Suddenly the fin got taller and taller, until I realised it wasn’t a fin but a tail, and in front of the tail was a BIG thresher shark. The shark circled the bait, smashing down with its tail to stun the fish. Threshers have comparatively small mouths, and want to engulf a dead fish rather than chase around a live one. Eventually the balloons sped across the top, the line tightened and I whacked the reel into gear, and struck several times…I wanted this fish, and I wanted it BAD!

Herb joined me in willing the massive shark closer to the boat, revealing at the same time that in 51 years of shark fishing he’d never even SEEN a thresher next to a boat before. That made me even keener to beat the fish, and after 10 minutes the leader appeared off the stern. Then it disappeared again as the fish set off for the bottom, 220ft below.

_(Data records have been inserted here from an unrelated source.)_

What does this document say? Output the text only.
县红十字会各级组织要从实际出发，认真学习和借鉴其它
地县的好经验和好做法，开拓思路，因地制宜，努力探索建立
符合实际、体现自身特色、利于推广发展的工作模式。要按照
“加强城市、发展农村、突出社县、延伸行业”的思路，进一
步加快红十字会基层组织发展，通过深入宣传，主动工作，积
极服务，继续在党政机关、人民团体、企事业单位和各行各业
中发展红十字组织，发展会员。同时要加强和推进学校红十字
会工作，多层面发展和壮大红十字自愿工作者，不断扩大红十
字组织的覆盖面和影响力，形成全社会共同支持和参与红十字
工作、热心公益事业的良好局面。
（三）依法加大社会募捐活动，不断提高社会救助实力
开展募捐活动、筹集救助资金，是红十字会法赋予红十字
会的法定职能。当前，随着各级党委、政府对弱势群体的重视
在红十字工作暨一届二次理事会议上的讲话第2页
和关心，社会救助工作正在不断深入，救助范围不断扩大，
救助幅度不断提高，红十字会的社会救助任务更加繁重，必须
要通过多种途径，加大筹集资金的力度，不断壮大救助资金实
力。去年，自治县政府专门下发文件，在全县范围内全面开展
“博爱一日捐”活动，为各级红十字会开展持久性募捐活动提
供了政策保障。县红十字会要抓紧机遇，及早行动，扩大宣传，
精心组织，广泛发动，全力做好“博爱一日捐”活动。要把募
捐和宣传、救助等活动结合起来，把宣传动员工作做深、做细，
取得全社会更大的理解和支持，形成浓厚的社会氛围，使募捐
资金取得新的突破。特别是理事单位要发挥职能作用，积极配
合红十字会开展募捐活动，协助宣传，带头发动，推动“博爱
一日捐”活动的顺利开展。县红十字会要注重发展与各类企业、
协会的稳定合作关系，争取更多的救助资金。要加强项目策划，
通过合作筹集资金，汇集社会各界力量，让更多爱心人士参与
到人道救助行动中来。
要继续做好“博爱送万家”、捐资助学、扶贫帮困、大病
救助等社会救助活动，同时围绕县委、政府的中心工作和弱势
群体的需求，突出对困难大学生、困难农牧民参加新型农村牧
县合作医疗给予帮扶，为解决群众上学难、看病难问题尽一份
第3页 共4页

An agonising 12 minutes later the leader appeared and the mate grabbed it, slowly drawing the bulky, but sleek grey/copper shape towards the gunwhale. Once alongside the boat, the mighty fish, 15 feet long including the huge scythe shaped tail, lay there like a lamb until the wire leader was cut, then it smashed its tail into the stern before disappearing.

I was shattered, more emotionally than physically. Definitely a fish of a lifetime, and the experience of a lifetime. Herb took the points on the day, but I took the memory and it will live with me forever. On day 3 I had my one success, beating Art Pepper by a goodly margin, and helping the Brits defeat the Yanks on home waters. I suspect we’ll be doing it all again next June,whatever else happens, I don’t think that catching that thresher shark will be beaten in my mind. Unless it’s great, and white, and I don’t even want to think about that!